The UN’s International Maritime Organization, responsible for regulating shipping, has previously committed to halving the industry’s greenhouse gas emissions by 2050 compared to 2008 levels. A key IMO committee is expected to agree to a net-zero emissions target by around 2050 after secretive talks. However, a strategy to accomplish this goal still needs to be developed.

One crucial element of the strategy should be mandating vessels to switch to zero-carbon fuels, similar to the transition happening in the automobile industry. Implementing a carbon emissions pricing mechanism is also essential. While the European Union has plans to include shipping in its emissions trading scheme, a global initiative would have a much greater impact.

A levy on shipping emissions would provide a strong incentive for shipping companies to invest in zero-carbon fuel vessels. Given the long lifespan of vessels, which can last 20 to 30 years, this shift needs to begin immediately. Additionally, the levy could generate significant revenues to fund the development of new fuel technologies like green hydrogen or ammonia, as well as the transformation of shipping and port infrastructure.

According to the World Bank’s estimate, an international shipping levy could generate an average of $40-60 billion annually between 2025 and 2050. Some of these revenues could be reinvested in maritime transport, while others could aid developing countries in their green transition or compensate vulnerable countries for climate change impacts. However, French President Emmanuel Macron’s efforts to rally support for the levy at a recent summit fell short of expectations.

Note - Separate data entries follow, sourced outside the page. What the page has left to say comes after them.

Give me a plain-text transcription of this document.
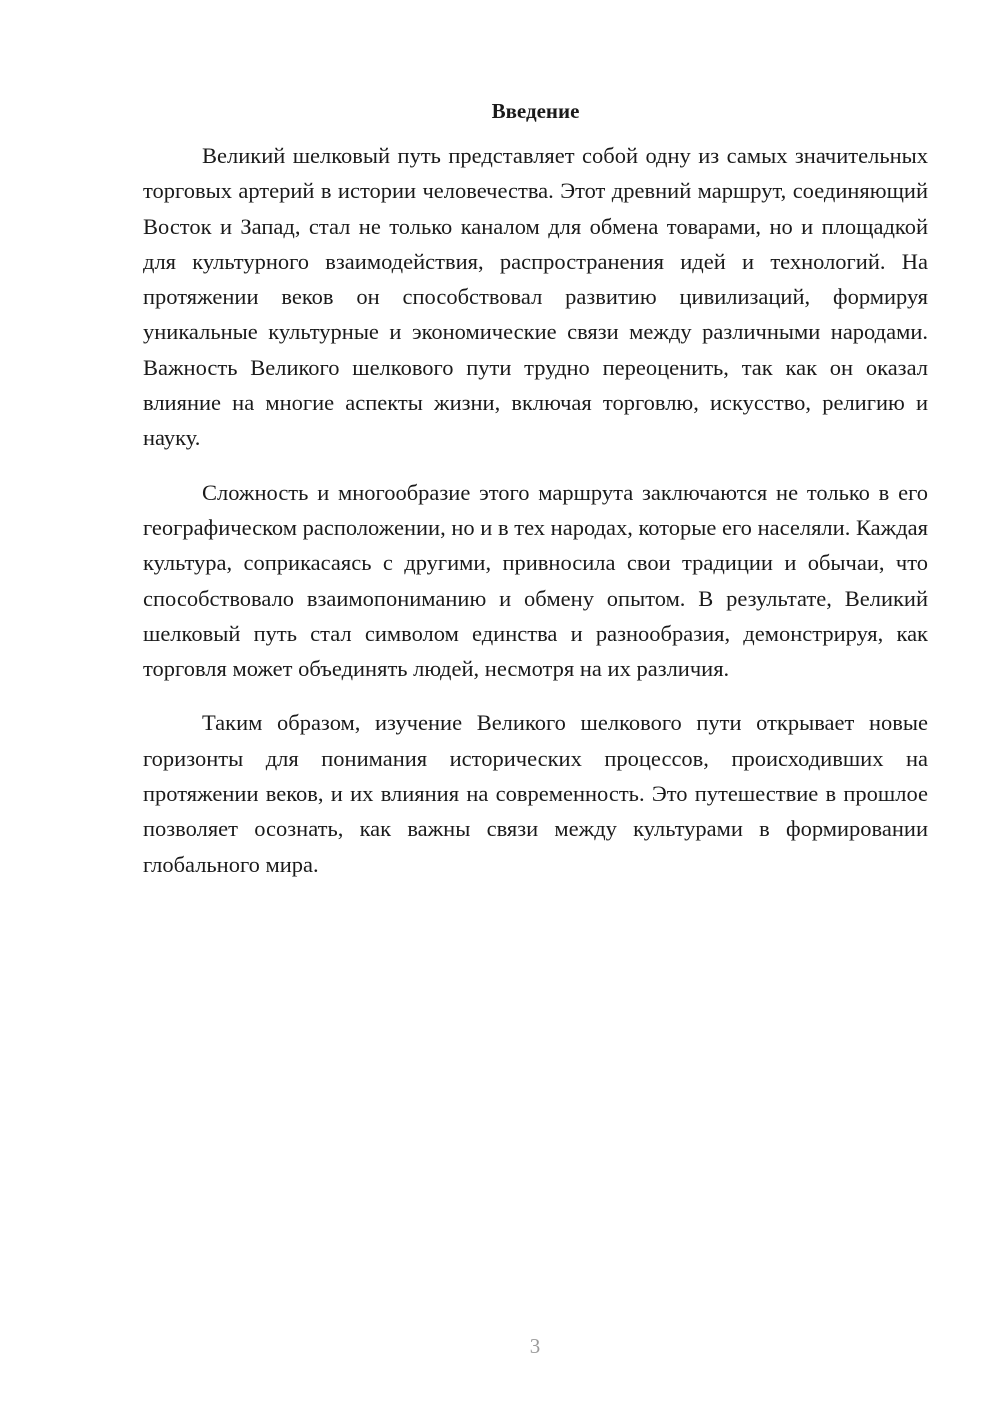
Введение

Великий шелковый путь представляет собой одну из самых значительных торговых артерий в истории человечества. Этот древний маршрут, соединяющий Восток и Запад, стал не только каналом для обмена товарами, но и площадкой для культурного взаимодействия, распространения идей и технологий. На протяжении веков он способствовал развитию цивилизаций, формируя уникальные культурные и экономические связи между различными народами. Важность Великого шелкового пути трудно переоценить, так как он оказал влияние на многие аспекты жизни, включая торговлю, искусство, религию и науку.

Сложность и многообразие этого маршрута заключаются не только в его географическом расположении, но и в тех народах, которые его населяли. Каждая культура, соприкасаясь с другими, привносила свои традиции и обычаи, что способствовало взаимопониманию и обмену опытом. В результате, Великий шелковый путь стал символом единства и разнообразия, демонстрируя, как торговля может объединять людей, несмотря на их различия.

Таким образом, изучение Великого шелкового пути открывает новые горизонты для понимания исторических процессов, происходивших на протяжении веков, и их влияния на современность. Это путешествие в прошлое позволяет осознать, как важны связи между культурами в формировании глобального мира.

3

China is urging poorer countries to oppose a flat levy and stronger decarbonization targets, citing potential supply chain cost increases that could impact the global recovery. Brazil and Argentina are also concerned about the impact of a levy on their commodity exports. However, implementing a levy would take several years, and the long-term costs of not reducing emissions would be far greater. Some poorer countries highly exposed to rising sea levels, like the Marshall Islands, support the levy and are home to one of the world’s largest ship registries.

China has a history of advocating for developing countries, often aligning its own interests with its Belt and Road Initiative. Nevertheless, participants in the IMO talks have observed a clear geopolitical divide between developed and developing countries.

Wealthier countries supporting a shipping emissions levy need to make a stronger case for its implementation. If properly designed, the levy could provide significant funding for modernizing shipping, including in emerging markets, while ensuring an equitable transition. It could play a pivotal role in accelerating decarbonization efforts within a truly global sector that has been slow to respond.